Les Martiniquais sont assis sur un trésor naturel. Il faut bien le reconnaitre, en plus d’être « l’île aux fleurs », la Martinique est aussi une perle géologique. Ainsi, les équipes du Parc Naturel Régional entendent depuis plusieurs années protéger et valoriser à l’échelle mondiale.

C’est ainsi qu’est né le projet de Bien Martiniquais des « Aires volcaniques et forestières de la Montagne Pelée et des Pitons du Nord de la Martinique ». Objectif : faire entrer la Pelée et les Pitons du Carbet dans la liste très « sélect » du Patrimoine Mondial de l’UNESCO, ce qui signifierait que ces espaces naturels seraient certifiés irremplaçables et on ne peut plus précieux. 

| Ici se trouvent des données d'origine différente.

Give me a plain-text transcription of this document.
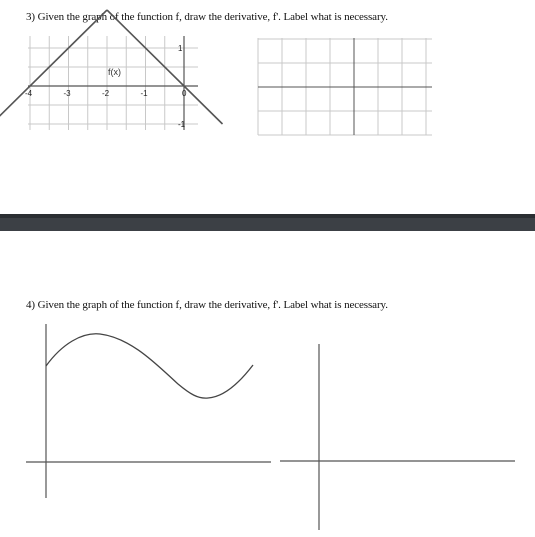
3) Given the graph of the function f, draw the derivative, f'. Label what is necessary.
-4	-3	-2	-1	0
1
-1
f(x)
4) Given the graph of the function f, draw the derivative, f'. Label what is necessary.
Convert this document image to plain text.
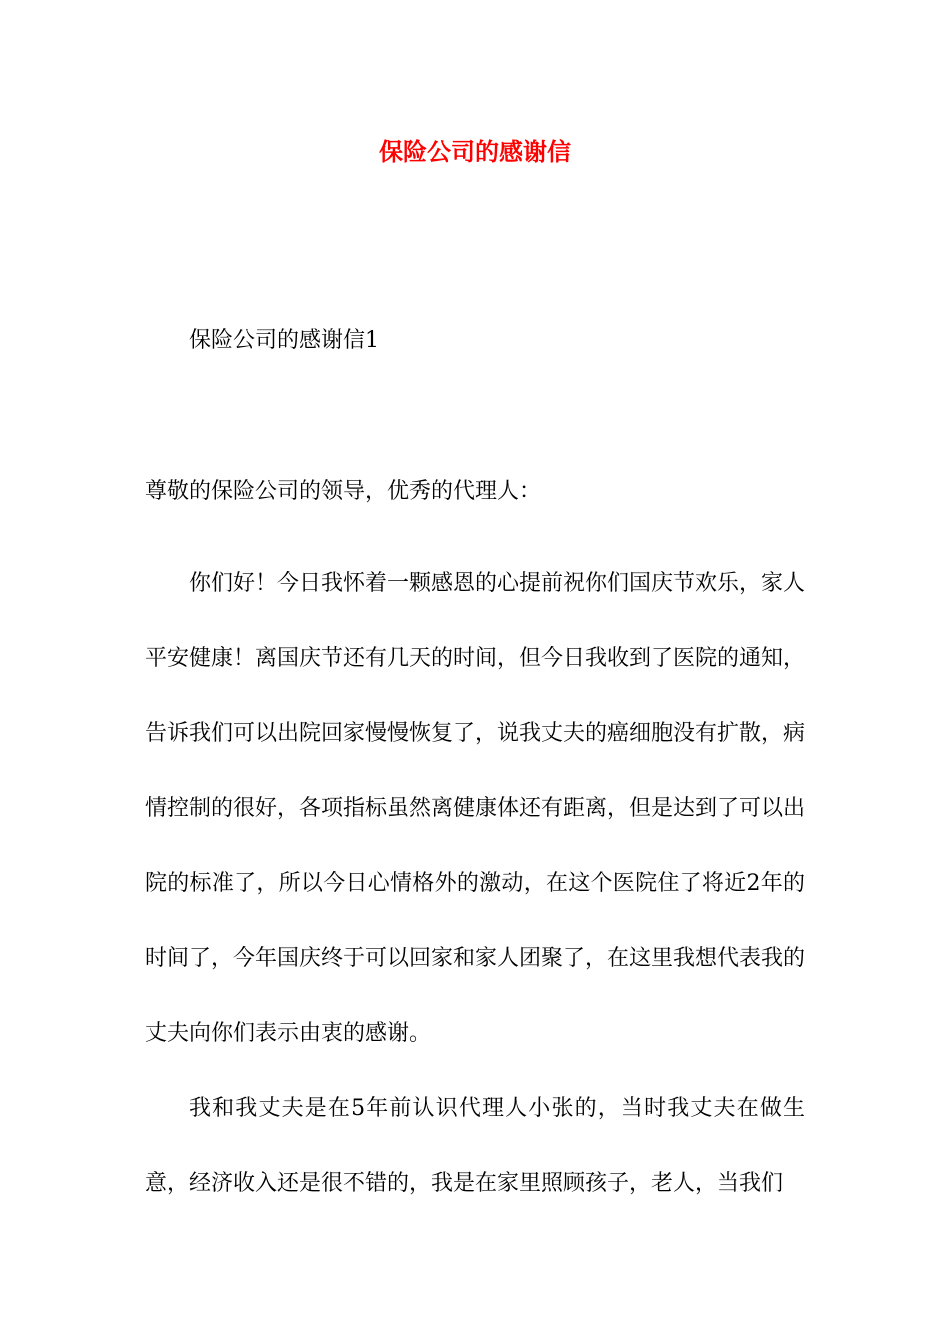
保险公司的感谢信
保险公司的感谢信1
尊敬的保险公司的领导，优秀的代理人：

你们好！今日我怀着一颗感恩的心提前祝你们国庆节欢乐，家人平安健康！离国庆节还有几天的时间，但今日我收到了医院的通知，告诉我们可以出院回家慢慢恢复了，说我丈夫的癌细胞没有扩散，病情控制的很好，各项指标虽然离健康体还有距离，但是达到了可以出院的标准了，所以今日心情格外的激动，在这个医院住了将近2年的时间了，今年国庆终于可以回家和家人团聚了，在这里我想代表我的丈夫向你们表示由衷的感谢。

我和我丈夫是在5年前认识代理人小张的，当时我丈夫在做生意，经济收入还是很不错的，我是在家里照顾孩子，老人，当我们
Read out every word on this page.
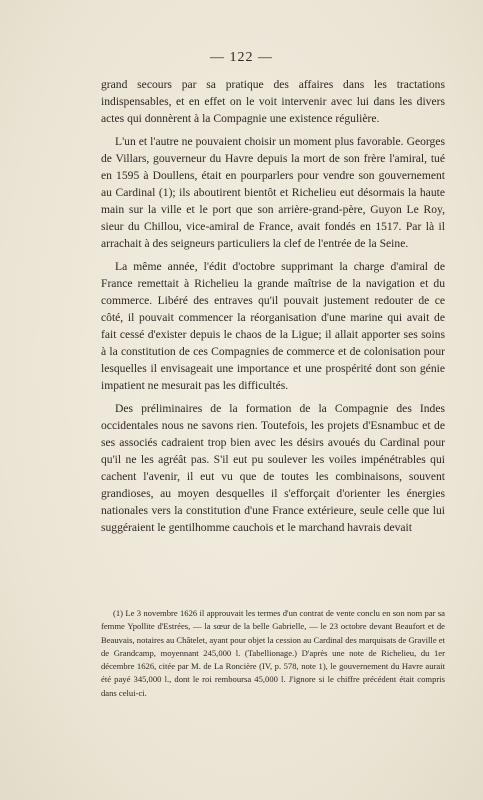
— 122 —

grand secours par sa pratique des affaires dans les tractations indispensables, et en effet on le voit intervenir avec lui dans les divers actes qui donnèrent à la Compagnie une existence régulière.

L'un et l'autre ne pouvaient choisir un moment plus favorable. Georges de Villars, gouverneur du Havre depuis la mort de son frère l'amiral, tué en 1595 à Doullens, était en pourparlers pour vendre son gouvernement au Cardinal (1); ils aboutirent bientôt et Richelieu eut désormais la haute main sur la ville et le port que son arrière-grand-père, Guyon Le Roy, sieur du Chillou, vice-amiral de France, avait fondés en 1517. Par là il arrachait à des seigneurs particuliers la clef de l'entrée de la Seine.

La même année, l'édit d'octobre supprimant la charge d'amiral de France remettait à Richelieu la grande maîtrise de la navigation et du commerce. Libéré des entraves qu'il pouvait justement redouter de ce côté, il pouvait commencer la réorganisation d'une marine qui avait de fait cessé d'exister depuis le chaos de la Ligue; il allait apporter ses soins à la constitution de ces Compagnies de commerce et de colonisation pour lesquelles il envisageait une importance et une prospérité dont son génie impatient ne mesurait pas les difficultés.

Des préliminaires de la formation de la Compagnie des Indes occidentales nous ne savons rien. Toutefois, les projets d'Esnambuc et de ses associés cadraient trop bien avec les désirs avoués du Cardinal pour qu'il ne les agréât pas. S'il eut pu soulever les voiles impénétrables qui cachent l'avenir, il eut vu que de toutes les combinaisons, souvent grandioses, au moyen desquelles il s'efforçait d'orienter les énergies nationales vers la constitution d'une France extérieure, seule celle que lui suggéraient le gentilhomme cauchois et le marchand havrais devait

(1) Le 3 novembre 1626 il approuvait les termes d'un contrat de vente conclu en son nom par sa femme Ypollite d'Estrées, — la sœur de la belle Gabrielle, — le 23 octobre devant Beaufort et de Beauvais, notaires au Châtelet, ayant pour objet la cession au Cardinal des marquisats de Graville et de Grandcamp, moyennant 245,000 l. (Tabellionage.) D'après une note de Richelieu, du 1er décembre 1626, citée par M. de La Roncière (IV, p. 578, note 1), le gouvernement du Havre aurait été payé 345,000 l., dont le roi remboursa 45,000 l. J'ignore si le chiffre précédent était compris dans celui-ci.
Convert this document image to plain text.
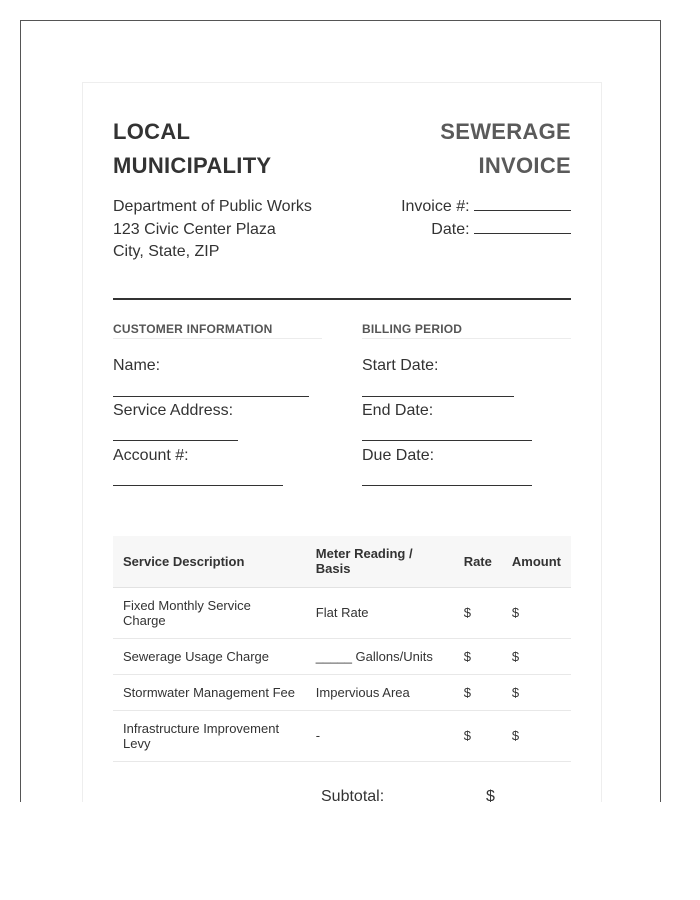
LOCAL
MUNICIPALITY
SEWERAGE
INVOICE
Department of Public Works
123 Civic Center Plaza
City, State, ZIP
Invoice #:
Date:
CUSTOMER INFORMATION
Name:
Service Address:
Account #:
BILLING PERIOD
Start Date:
End Date:
Due Date:
Service Description	Meter Reading / Basis	Rate	Amount
Fixed Monthly Service Charge	Flat Rate	$	$
Sewerage Usage Charge	_____ Gallons/Units	$	$
Stormwater Management Fee	Impervious Area	$	$
Infrastructure Improvement Levy	-	$	$
Subtotal:	$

Un label qui s’obtient avec de la patience et beaucoup de travail car il y a plusieurs étapes à franchir. L’une d’elle vient d’ailleurs d’être passée avec succès : celle du comité National des Biens Français au Patrimoine Mondial de l’UNESCO. En effet, avant d’être international, il faut déjà avoir une reconnaissance nationale. C’est désormais chose faite. Après une audition des plus technique le 11 octobre dernier, la ministre de l’Environnement, de l’Energie et de la Mer, Segolène ROYAL « herself », a écrit le 24 octobre au président du Parc Naturel Régional de la Martinique, Louis BOUTRIN pour l’informer de cette validation. Un pas de plus vers la gloire.

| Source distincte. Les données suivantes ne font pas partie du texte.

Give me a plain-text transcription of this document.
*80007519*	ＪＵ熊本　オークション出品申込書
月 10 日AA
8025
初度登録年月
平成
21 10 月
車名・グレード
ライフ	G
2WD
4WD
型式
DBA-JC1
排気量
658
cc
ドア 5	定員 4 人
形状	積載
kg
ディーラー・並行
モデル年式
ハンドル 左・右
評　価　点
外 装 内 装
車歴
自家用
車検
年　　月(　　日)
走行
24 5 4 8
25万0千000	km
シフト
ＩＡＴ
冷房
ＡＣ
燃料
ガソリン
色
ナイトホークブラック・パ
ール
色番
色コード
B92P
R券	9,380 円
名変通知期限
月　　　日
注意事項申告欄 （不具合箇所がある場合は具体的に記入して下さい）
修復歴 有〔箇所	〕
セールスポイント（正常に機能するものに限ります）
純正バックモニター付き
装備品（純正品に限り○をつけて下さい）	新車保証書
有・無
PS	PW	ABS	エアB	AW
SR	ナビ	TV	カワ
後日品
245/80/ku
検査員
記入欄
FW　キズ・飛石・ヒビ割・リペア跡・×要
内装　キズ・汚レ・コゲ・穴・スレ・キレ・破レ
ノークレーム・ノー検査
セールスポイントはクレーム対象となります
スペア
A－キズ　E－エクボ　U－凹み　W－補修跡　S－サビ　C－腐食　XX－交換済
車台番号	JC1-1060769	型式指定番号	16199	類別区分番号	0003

En retard sur ses voisins de la Caraïbe

Et quelle gloire ! Une fois les aires inscrites sur la liste, elles seront les plus protégées du territoire et bénéficieront de programme de valorisation et de gestion très spécifiques avec en sus, une page de publicité rien que pour elle (photos à l’appui) sur le site internet de l’UNESCO. Visibilité = tourisme, tourisme = développement économique, c’est finalement toute l’île ou en tout cas tout le Nord encore trop enclavé qui devrait profiter de ce jackpot.

Une démarche des plus intéressantes à laquelle ont aussi pensé les voisins de la Caraïbe. Sainte-Lucie et la Dominique ont déjà fait abriter leur pitons sous l’aile protectrice de l’UNESCO. La Réunion a fait de même avec ses cirques naturels. Il était temps que la Martinique qui représente 45% de l’endémisme total des îles océaniques des petites Antilles et 87% de la flore arborée dans l’Arc antillais puisse aussi y avoir un siège. 

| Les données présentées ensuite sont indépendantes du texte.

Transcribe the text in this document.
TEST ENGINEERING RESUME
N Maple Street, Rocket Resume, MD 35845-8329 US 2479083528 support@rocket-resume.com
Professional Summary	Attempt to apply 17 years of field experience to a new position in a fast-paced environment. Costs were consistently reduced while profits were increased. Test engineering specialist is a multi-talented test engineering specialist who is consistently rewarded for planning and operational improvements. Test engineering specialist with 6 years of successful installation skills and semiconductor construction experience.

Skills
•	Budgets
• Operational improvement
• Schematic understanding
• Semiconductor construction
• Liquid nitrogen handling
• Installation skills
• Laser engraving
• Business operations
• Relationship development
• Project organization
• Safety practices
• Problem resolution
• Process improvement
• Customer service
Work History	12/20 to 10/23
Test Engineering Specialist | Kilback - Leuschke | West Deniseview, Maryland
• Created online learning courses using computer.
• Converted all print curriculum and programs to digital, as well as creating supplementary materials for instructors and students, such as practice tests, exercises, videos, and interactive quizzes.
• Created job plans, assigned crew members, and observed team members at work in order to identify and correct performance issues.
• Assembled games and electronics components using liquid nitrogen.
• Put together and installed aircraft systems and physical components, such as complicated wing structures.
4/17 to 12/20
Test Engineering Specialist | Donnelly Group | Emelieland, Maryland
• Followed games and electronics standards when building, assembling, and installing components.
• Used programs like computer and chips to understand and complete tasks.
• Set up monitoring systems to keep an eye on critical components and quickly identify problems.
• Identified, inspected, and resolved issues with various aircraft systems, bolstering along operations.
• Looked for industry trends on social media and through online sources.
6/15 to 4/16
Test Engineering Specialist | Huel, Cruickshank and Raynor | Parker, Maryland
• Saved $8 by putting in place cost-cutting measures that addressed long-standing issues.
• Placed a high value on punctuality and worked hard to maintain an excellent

Il reste encore du travail

Prochaine échéance pour la délégation martiniquaise qui défend le dossier UNESCO, une audition début 2017. L’occasion de déterminer précisément le périmètre concerné par la candidature. En attendant, le Parc Naturel Régional de la MArtinique poursuivra ses efforts de communication et de mobilisation avec notamment des ateliers territoriaux, histoire de sensibiliser au maximum sur un sujet qui concerne tous les martiniquais.